Not all big toe pain is gout—but you may have been hearing more about it recently. The prevalence of gout has increased greatly over the past 30 years.
So what is gout, why do we get it, and how can you get rid of it?
Why more gout? There is more gout for three main reasons: we live longer, more people have high blood pressure and diabetes, and common medications like aspirin and diuretics increase the risk of gout.
Did I do something wrong? Simply put, eating and drinking more carbohydrates, proteins, and drinks containing fructose contributes to gout. Avoid white bread, cakes, candy, sugar-sweetened beverages high-fructose corn syrup. Limit proteins from lean meat, fish and poultry.

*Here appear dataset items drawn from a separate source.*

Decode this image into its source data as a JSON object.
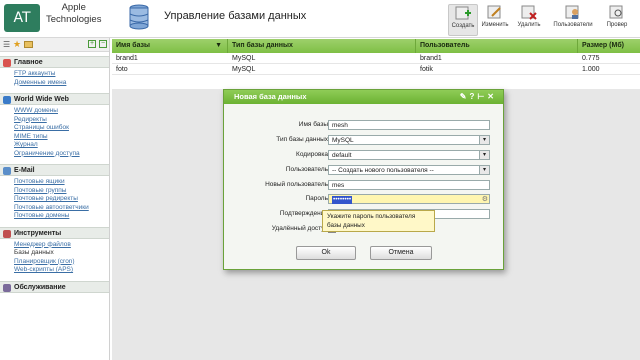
{
  "brand": {
    "logo": "AT",
    "line1": "Apple",
    "line2": "Technologies"
  },
  "page_title": "Управление базами данных",
  "toolbar": {
    "create": "Создать",
    "edit": "Изменить",
    "delete": "Удалить",
    "users": "Пользователи",
    "check": "Провер"
  },
  "sidebar": {
    "sections": [
      {
        "title": "Главное",
        "color": "#d9534f",
        "items": [
          "FTP аккаунты",
          "Доменные имена"
        ]
      },
      {
        "title": "World Wide Web",
        "color": "#3a7bc8",
        "items": [
          "WWW домены",
          "Редиректы",
          "Страницы ошибок",
          "MIME типы",
          "Журнал",
          "Ограничение доступа"
        ]
      },
      {
        "title": "E-Mail",
        "color": "#5b8ec9",
        "items": [
          "Почтовые ящики",
          "Почтовые группы",
          "Почтовые редиректы",
          "Почтовые автоответчики",
          "Почтовые домены"
        ]
      },
      {
        "title": "Инструменты",
        "color": "#c05050",
        "items": [
          "Менеджер файлов",
          "Базы данных",
          "Планировщик (cron)",
          "Web-скрипты (APS)"
        ]
      },
      {
        "title": "Обслуживание",
        "color": "#7a6a9a",
        "items": []
      }
    ]
  },
  "table": {
    "headers": [
      "Имя базы",
      "Тип базы данных",
      "Пользователь",
      "Размер (Мб)"
    ],
    "rows": [
      [
        "brand1",
        "MySQL",
        "brand1",
        "0.775"
      ],
      [
        "foto",
        "MySQL",
        "fotik",
        "1.000"
      ]
    ]
  },
  "dialog": {
    "title": "Новая база данных",
    "fields": [
      {
        "label": "Имя базы",
        "value": "mesh",
        "kind": "text"
      },
      {
        "label": "Тип базы данных",
        "value": "MySQL",
        "kind": "select"
      },
      {
        "label": "Кодировка",
        "value": "default",
        "kind": "select"
      },
      {
        "label": "Пользователь",
        "value": "-- Создать нового пользователя --",
        "kind": "select"
      },
      {
        "label": "Новый пользователь",
        "value": "mes",
        "kind": "text"
      },
      {
        "label": "Пароль",
        "value": "••••••••",
        "kind": "password"
      },
      {
        "label": "Подтверждение",
        "value": "",
        "kind": "password"
      },
      {
        "label": "Удалённый доступ",
        "value": "",
        "kind": "checkbox"
      }
    ],
    "tooltip": "Укажите пароль пользователя базы данных",
    "ok": "Ok",
    "cancel": "Отмена"
  }
}
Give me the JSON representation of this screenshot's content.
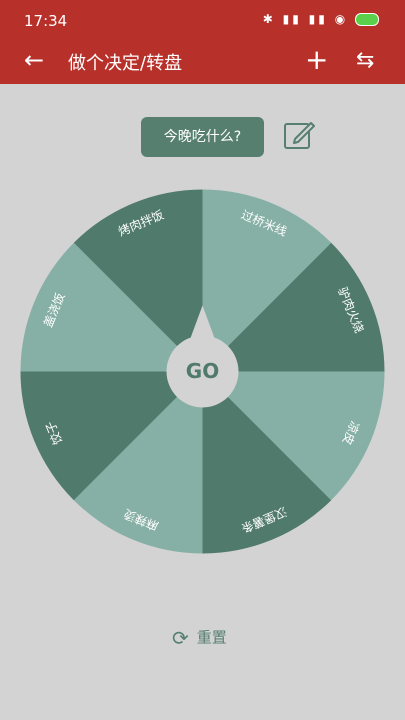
{
  "status": {
    "time": "17:34",
    "icons": "✱ ▮▮ ▮▮ ◉"
  },
  "appbar": {
    "back_icon": "arrow-left-icon",
    "title": "做个决定/转盘",
    "add_icon": "plus-icon",
    "swap_icon": "swap-icon"
  },
  "question": {
    "label": "今晚吃什么?"
  },
  "edit": {
    "icon": "edit-icon"
  },
  "wheel": {
    "go_label": "GO",
    "colors": {
      "dark": "#507a6c",
      "light": "#86b0a5",
      "hub": "#d3d3d3"
    },
    "segments": [
      "过桥米线",
      "驴肉火烧",
      "凉皮",
      "汉堡薯条",
      "麻辣烫",
      "饺子",
      "盖浇饭",
      "烤肉拌饭"
    ]
  },
  "reset": {
    "label": "重置",
    "icon": "refresh-icon"
  }
}
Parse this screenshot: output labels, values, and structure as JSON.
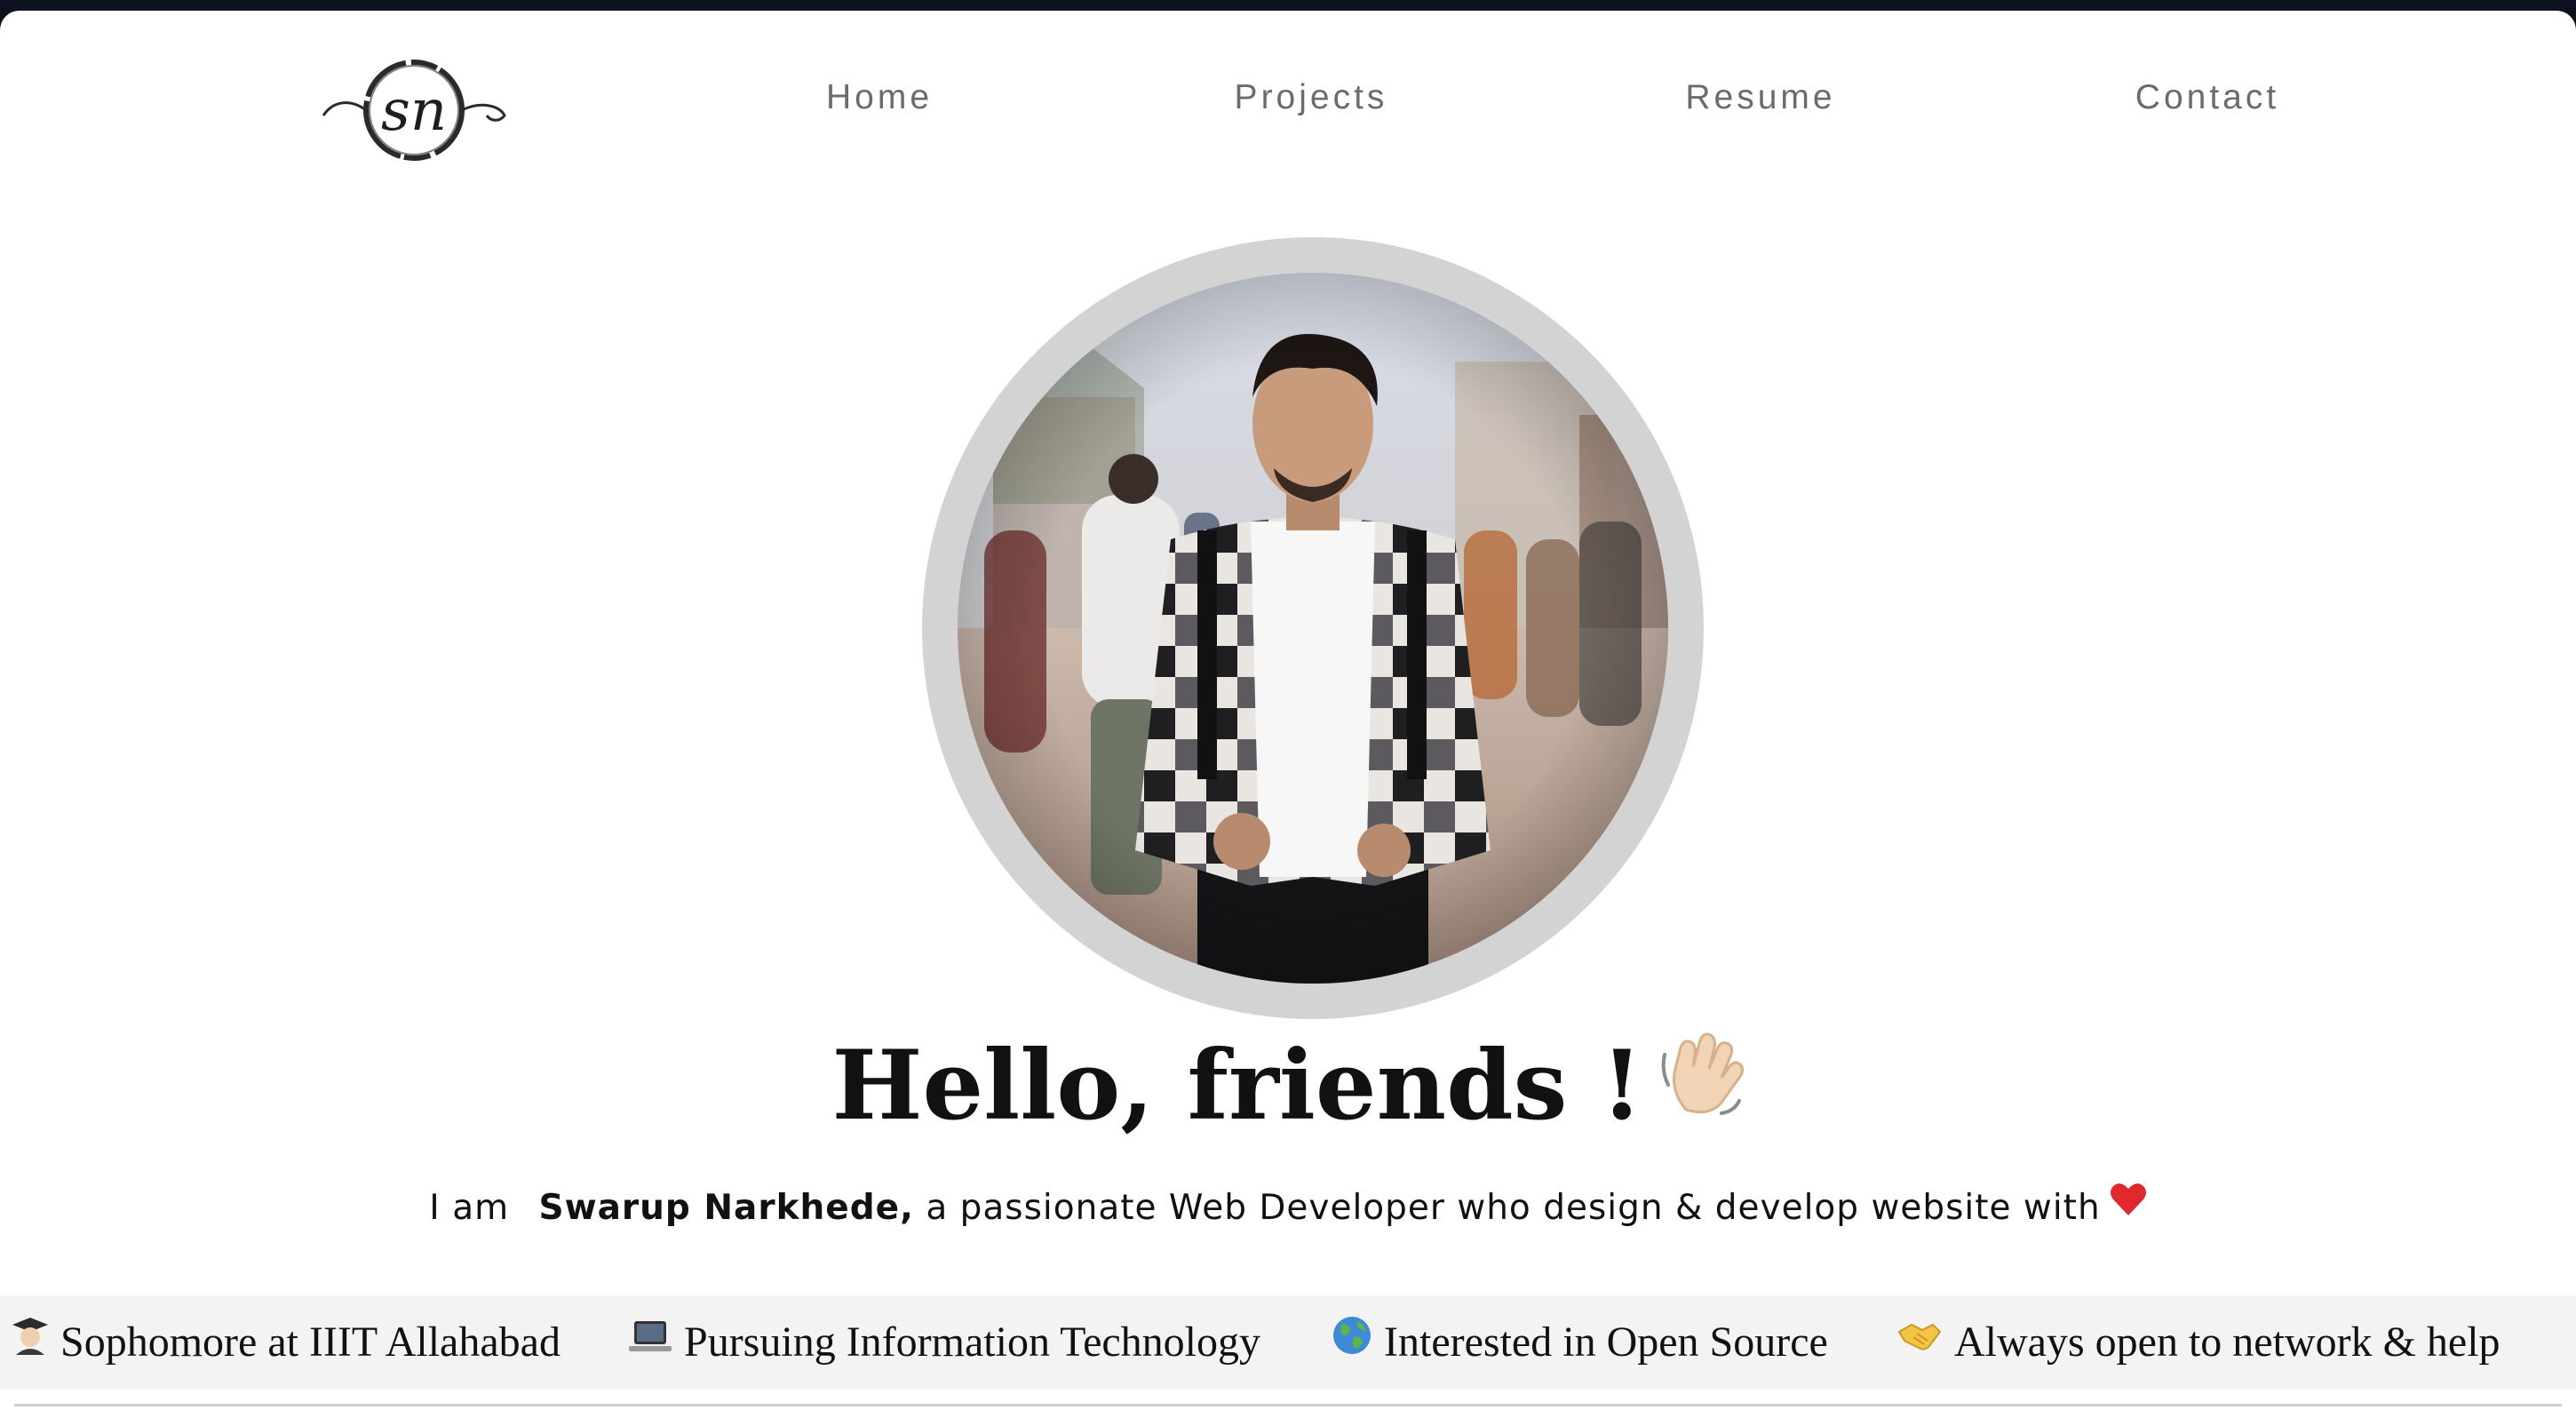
{
  "logo": {
    "text": "sn"
  },
  "nav": {
    "home": "Home",
    "projects": "Projects",
    "resume": "Resume",
    "contact": "Contact"
  },
  "hero": {
    "portrait_icon": "profile-photo",
    "title": "Hello, friends !",
    "title_icon": "waving-hand-icon",
    "intro_prefix": "I am ",
    "intro_name": "Swarup Narkhede,",
    "intro_suffix": " a passionate Web Developer who design & develop website with",
    "intro_icon": "red-heart-icon"
  },
  "ticker": {
    "items": [
      {
        "icon": "student-icon",
        "text": "Sophomore at IIIT Allahabad"
      },
      {
        "icon": "laptop-icon",
        "text": "Pursuing Information Technology"
      },
      {
        "icon": "globe-icon",
        "text": "Interested in Open Source"
      },
      {
        "icon": "handshake-icon",
        "text": "Always open to network & help"
      }
    ]
  },
  "colors": {
    "nav_text": "#6b6b6b",
    "ring": "#d3d3d3",
    "ticker_bg": "#f3f3f3",
    "heart": "#e0282e"
  }
}
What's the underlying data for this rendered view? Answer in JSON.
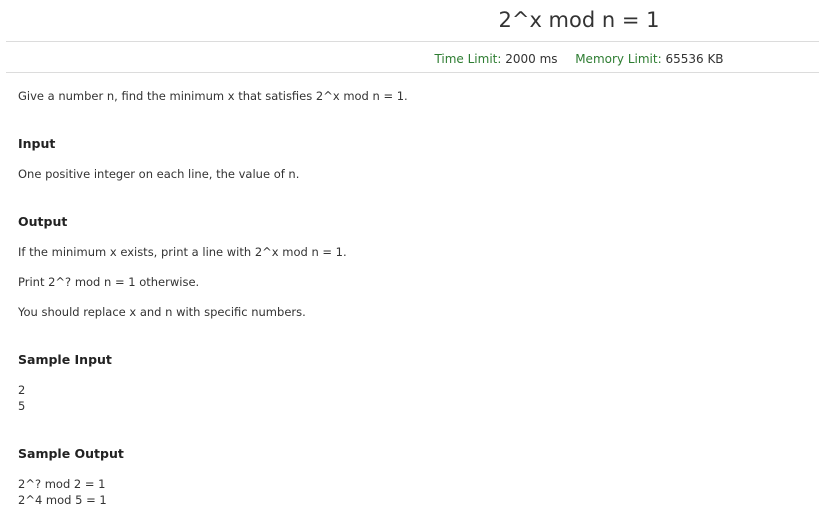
{
  "problem": {
    "title": "2^x mod n = 1",
    "time_limit_label": "Time Limit:",
    "time_limit_value": "2000 ms",
    "memory_limit_label": "Memory Limit:",
    "memory_limit_value": "65536 KB",
    "description": "Give a number n, find the minimum x that satisfies 2^x mod n = 1.",
    "input_title": "Input",
    "input_text": "One positive integer on each line, the value of n.",
    "output_title": "Output",
    "output_lines": [
      "If the minimum x exists, print a line with 2^x mod n = 1.",
      "Print 2^? mod n = 1 otherwise.",
      "You should replace x and n with specific numbers."
    ],
    "sample_input_title": "Sample Input",
    "sample_input_lines": [
      "2",
      "5"
    ],
    "sample_output_title": "Sample Output",
    "sample_output_lines": [
      "2^? mod 2 = 1",
      "2^4 mod 5 = 1"
    ]
  }
}
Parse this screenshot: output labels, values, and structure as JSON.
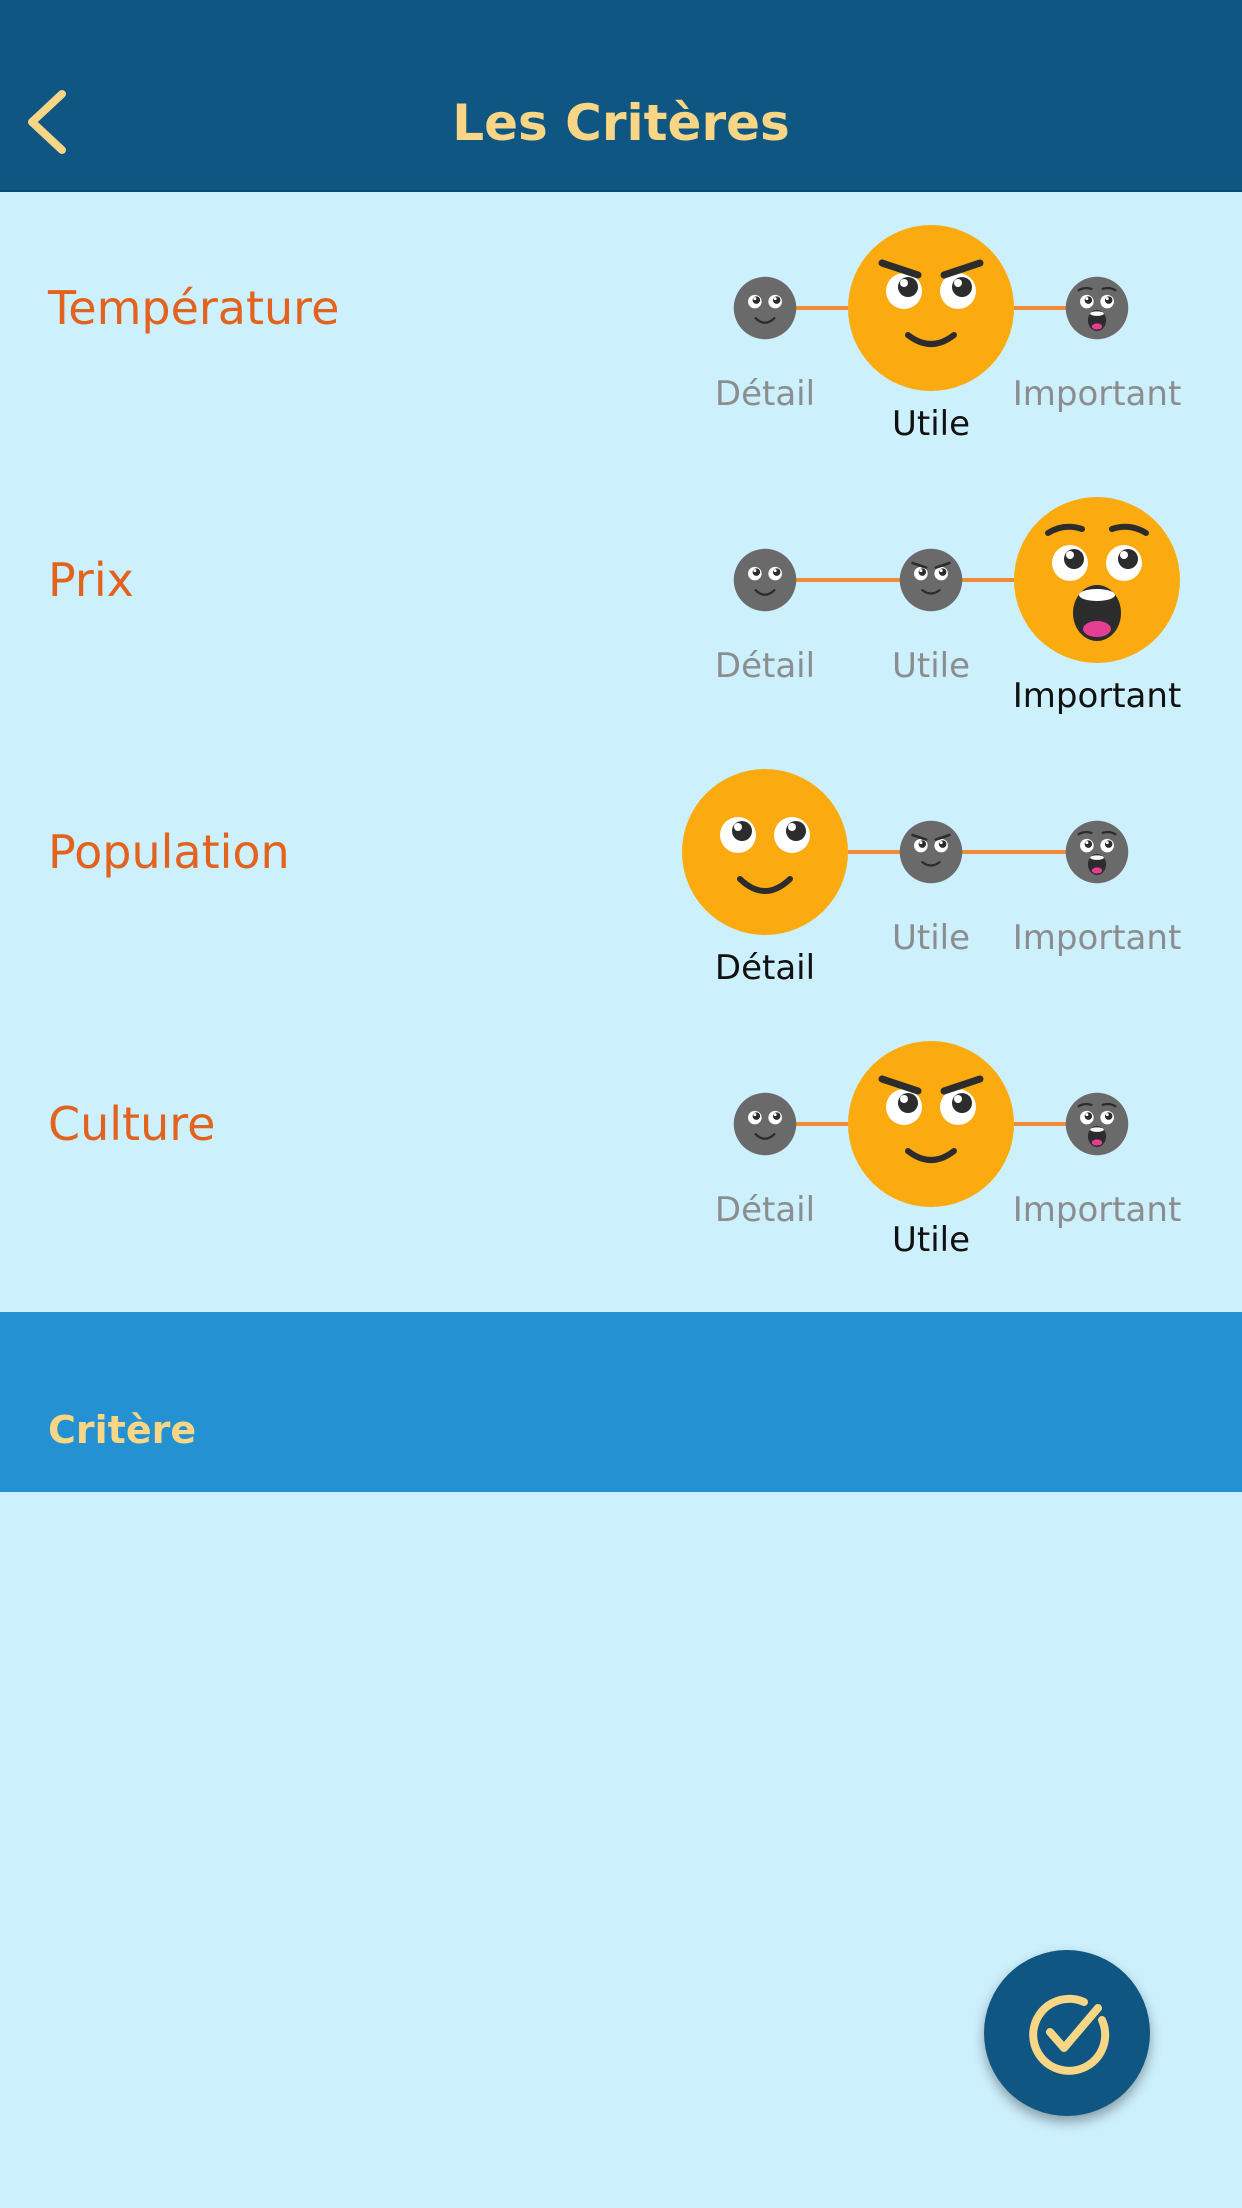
{
  "app_bar": {
    "title": "Les Critères",
    "back_icon": "chevron-left-icon"
  },
  "levels": [
    "Détail",
    "Utile",
    "Important"
  ],
  "criteria": [
    {
      "name": "Température",
      "selected": "Utile"
    },
    {
      "name": "Prix",
      "selected": "Important"
    },
    {
      "name": "Population",
      "selected": "Détail"
    },
    {
      "name": "Culture",
      "selected": "Utile"
    }
  ],
  "section": {
    "title": "Critère"
  },
  "fab": {
    "icon": "check-circle-icon"
  },
  "colors": {
    "app_bar": "#0f5683",
    "title": "#f8d685",
    "background": "#cdf0fd",
    "criterion_text": "#e2621e",
    "scale_line": "#f08a35",
    "emoji_active": "#fbab0f",
    "emoji_inactive": "#6a6a6a",
    "section_bar": "#2491d2"
  }
}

Is the gout all my fault? Nope. Gout is a problem of too much uric acid in the bloodstream, which leads to crystal formation of monosodium urate crystals, which deposit in the joints. That causes the pain and inflammation. Also, men develop gout more often than women, though women are at risk for gout after menopause.
How do I know if the pain in my great toe or joint is gout? See your primary care doctor. But, you can presume you have gout if you have: development of severe pain, swelling and tenderness in a joint that reaches its maximum within 6-12 hours—especially with redness, and often in the big toe, knee or ankle. The most important things other than gout to “rule out” are an infected joint, pseudo gout and rheumatoid arthritis.
What can I do on my own to avoid a gout attack? Just decreasing intake of shellfish, beer and red meat can lower the uric acid in your blood stream. Between attacks, get your act together: changing your diet, weight loss, and reducing your alcohol intake can all help.
I’ve had gout. Will I get it again? Yes, probably. Sixty percent of patients who have an attack of gout will get another one in a year, 78% in two years and 84% in 3 years.
What medications can I take for an acute gout attack? If you have normal kidney function you can take NSAIDs. Either naproxen twice a day or indomethacin three times a day (then taper down) within 48 hours of your attack work the best. Use them for 5-7 days for relief of pain and inflammation.
If you can’t take NSAIDS, you can use colchicine instead. If more than 2 joints are involved and you can’t take NSAIDS or colchicine, a 7-10 day tapering course of corticosteroid prednisone is used. Know that recent studies show prednisone daily for 5 days was just as good as indomethacin three times a day for acute gouty attacks.
What medications can I take to PREVENT an attack? Folks with more than two gouty attacks per year who cannot prevent attacks through lifestyle measures (listed above) can take a urate-lowering medication to prevent attacks. First know this though: only 37% of patients taking medicines for gout are compliant with their meds, which (obviously) makes them less effective. Second, a common mistake is that symptoms of gout MUST RESOLVE before you start on allopurinol or Uloric (febuxostat) for prevention of your next attack.
A new intravenous medication, Krystexxa, is also now available for patients who have failed allopurinol or Uloric or have severe gout with tophi (deposits of uric acid crystals in the elbows, hips, etc resulting in bumps under the skin). At that point, you’ll want a rheumatologist taking care of you.